Levinas's Rhetorical Demand: The Unending Obligation of Communication Ethics by Ronald C. Arnett & Algis Mickunas
Author:Ronald C. Arnett & Algis Mickunas
Language: eng
Format: epub
Tags: Language Arts & Disciplines, General, Communication Studies, Rhetoric, Philosophy, Ethics & Moral Philosophy
Publisher: SIU Press
Published: 2017-03-15T00:00:00+00:00
Levinas on Justice
A communal view of justice shoulders the importance of having concern for the neighbor; justice assumes a burden for those not present. Justice “relates back to the infinite original right of the neighbor, and to responsibility for the other . . . the third party.”47 Levinas refers to the notion of justice in twenty-three out of his twenty-four books, using the term at least three hundred forty times. His perspective acknowledges the communal nature of justice. Levinas’s contention is that justice dwells within a community constituted by a commitment beyond law. This sense of community has phenomenological proportions and includes those not immediately proximate. The third party, the unknown neighbor, provides a rationale for the use of violence in defense of “the third party.”48 Justice increasingly arises as “multiplicity” calls us to attend to those not proximate to us (Levinas, Is It Righteous, 223). Multiplicity commences with attentiveness to “singularity” as one acknowledges those not present at the immediate table of decision making (262); justice concentrates on the uniqueness of needs, hopes, and demands of unseen neighbors. In ethics, the uprightness of the face of the Other moves one to responsibility. In justice, participation in a covenant that extends beyond our reach demands responsibility for an unseen Other. Justice demands action out of moral height that embraces responsibility for an unknown Other. In contrast to this expanded conception of a community situated within justice, one finds evil living wherever there is hapless despair on the part of the ignored, forgotten, and abandoned—the unseen and unheard neighbor.49
With justice, contrary to the common tendency to disremember and ignore, one discovers no statute of limitations that relieves one of the particularity of concern and care for the neighbor. Levinas describes “the endless requirement of justice hidden behind justice, the requirement of an even juster justice, more faithful to its original imperative in the face of the other” (Levinas, In the Time, 121). The act of justice, however, is not charity. Charity, when rightly engaged, cries for justice that attends to care for an unknown Other. Justice is distinct from charity in that it introduces a form of equality and measure (131). At the same time, justice without charity morphs into a legalistic action of abstraction that trumps genuine concern for the neighbor. Justice tied to a community assumes concern for an unknown Other, education, and the admission that the perilous nature of justice emerges beyond law and/or charity.

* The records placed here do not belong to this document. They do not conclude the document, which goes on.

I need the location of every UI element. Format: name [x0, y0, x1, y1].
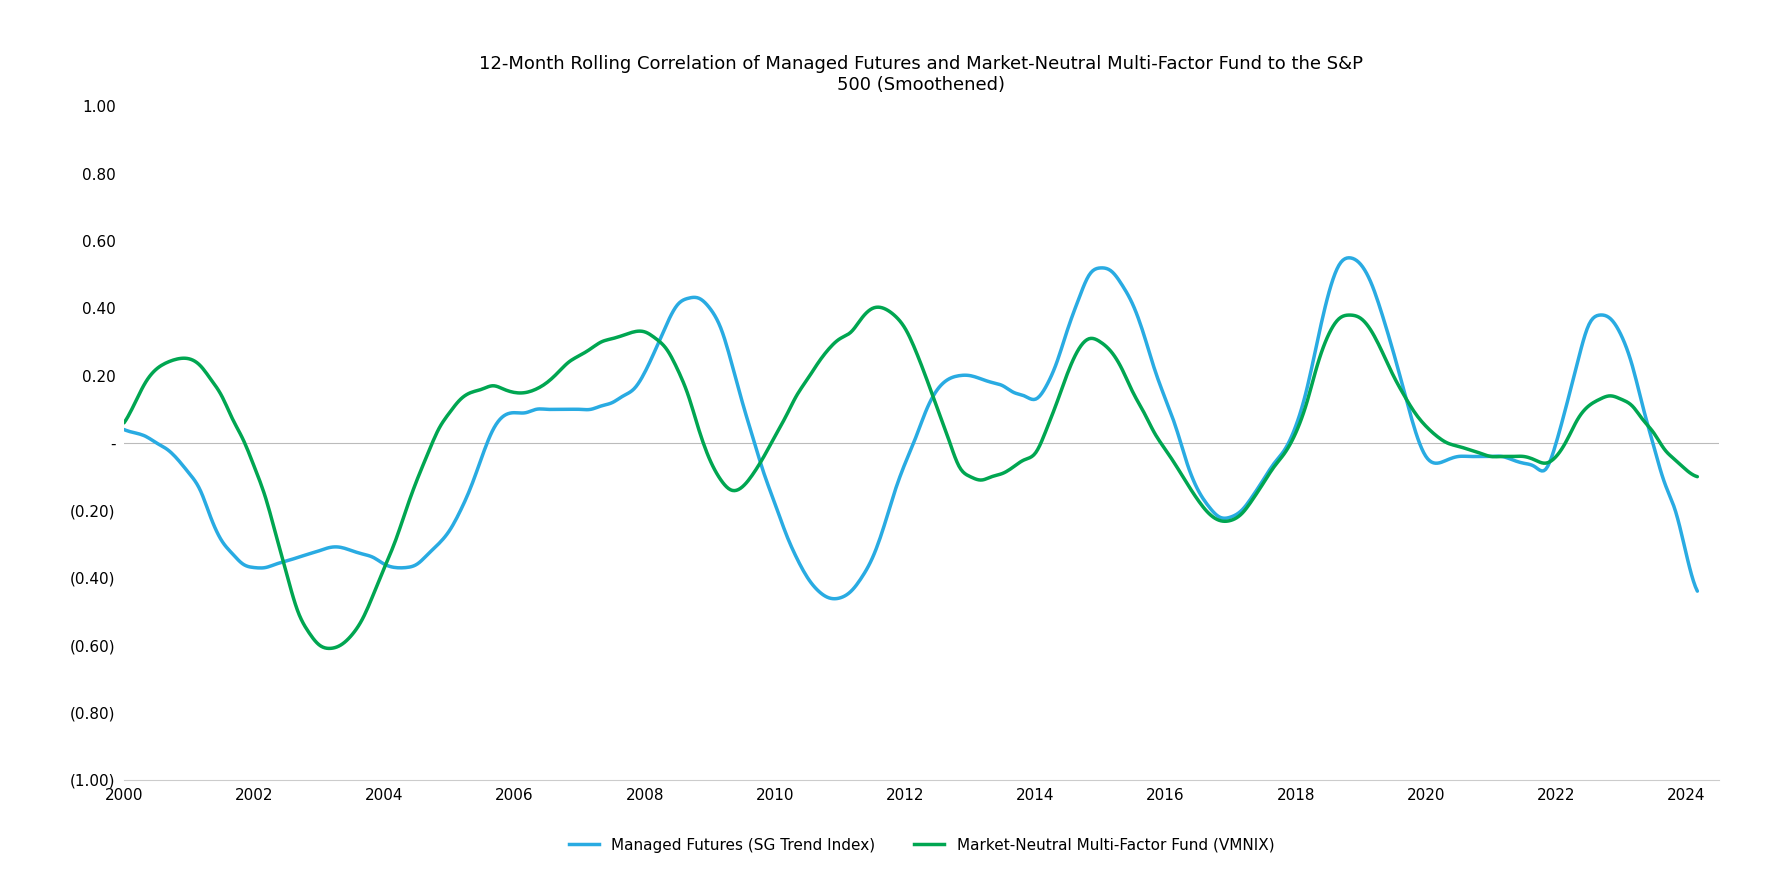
Managed Futures (SG Trend Index) [1473, 451, 1494, 462]
Line: Managed Futures (SG Trend Index): Managed Futures (SG Trend Index) [124, 258, 1698, 599]
Market-Neutral Multi-Factor Fund (VMNIX) [868, 302, 890, 313]
Title: 12-Month Rolling Correlation of Managed Futures and Market-Neutral Multi-Factor : 12-Month Rolling Correlation of Managed … [480, 55, 1363, 94]
Market-Neutral Multi-Factor Fund (VMNIX) [1311, 347, 1333, 358]
Managed Futures (SG Trend Index) [113, 424, 135, 435]
Legend: Managed Futures (SG Trend Index), Market-Neutral Multi-Factor Fund (VMNIX): Managed Futures (SG Trend Index), Market… [569, 838, 1274, 853]
Market-Neutral Multi-Factor Fund (VMNIX) [319, 643, 340, 654]
Market-Neutral Multi-Factor Fund (VMNIX) [209, 388, 230, 399]
Market-Neutral Multi-Factor Fund (VMNIX) [1120, 382, 1141, 392]
Managed Futures (SG Trend Index) [1030, 391, 1051, 401]
Managed Futures (SG Trend Index) [209, 533, 230, 544]
Managed Futures (SG Trend Index) [1118, 290, 1139, 300]
Managed Futures (SG Trend Index) [1338, 253, 1359, 263]
Managed Futures (SG Trend Index) [1687, 586, 1708, 596]
Market-Neutral Multi-Factor Fund (VMNIX) [1473, 449, 1494, 460]
Market-Neutral Multi-Factor Fund (VMNIX) [1687, 471, 1708, 482]
Managed Futures (SG Trend Index) [824, 594, 845, 604]
Market-Neutral Multi-Factor Fund (VMNIX) [1031, 436, 1053, 447]
Market-Neutral Multi-Factor Fund (VMNIX) [113, 417, 135, 428]
Market-Neutral Multi-Factor Fund (VMNIX) [1072, 338, 1093, 348]
Line: Market-Neutral Multi-Factor Fund (VMNIX): Market-Neutral Multi-Factor Fund (VMNIX) [124, 307, 1698, 649]
Managed Futures (SG Trend Index) [1070, 288, 1092, 299]
Managed Futures (SG Trend Index) [1310, 327, 1331, 338]
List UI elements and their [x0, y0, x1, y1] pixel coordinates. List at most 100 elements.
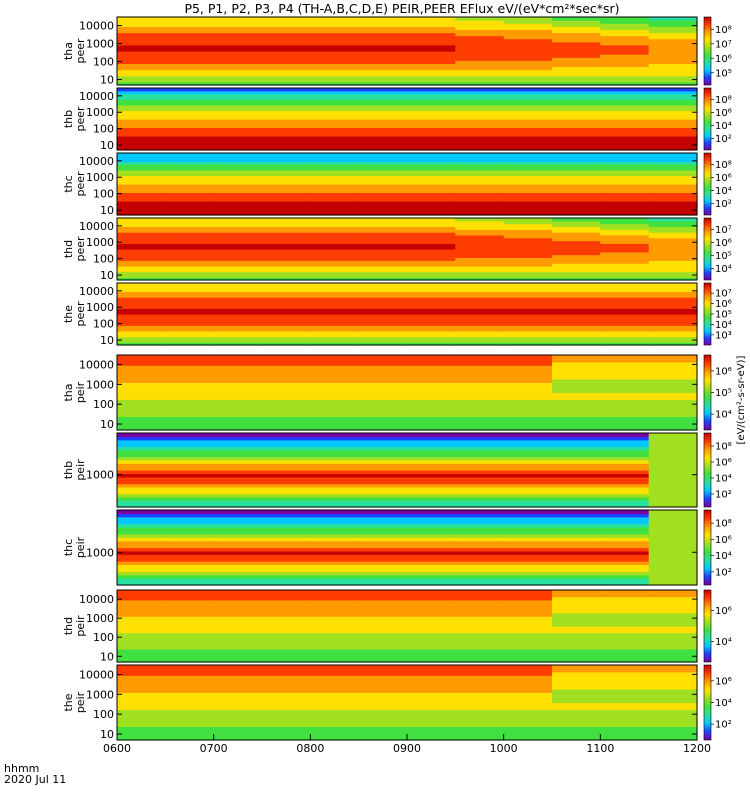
spectrogram-cell [552, 486, 601, 491]
spectrogram-cell [213, 178, 263, 182]
spectrogram-cell [165, 635, 215, 640]
spectrogram-cell [455, 413, 505, 417]
spectrogram-cell [358, 69, 408, 74]
spectrogram-cell [358, 51, 408, 55]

Justice is the center of Levinas’s conception of truth, for truth emerges only when freedom becomes a question. The realm of justice works as a restraint on absolute freedom. One is subordinated to the Other, which nourishes the reality of conscience. Justice is possible when conscience inhibits self-concerned exploitations of one’s freedom. The critique of my own freedom commences with my welcome of the Other, which puts “in question my freedom.”50 The lie of an “evil genius” frequents the “interspace” between the illusory and the serious; it is the realm of mockery that eclipses the face of the Other (Levinas, Totality, 91).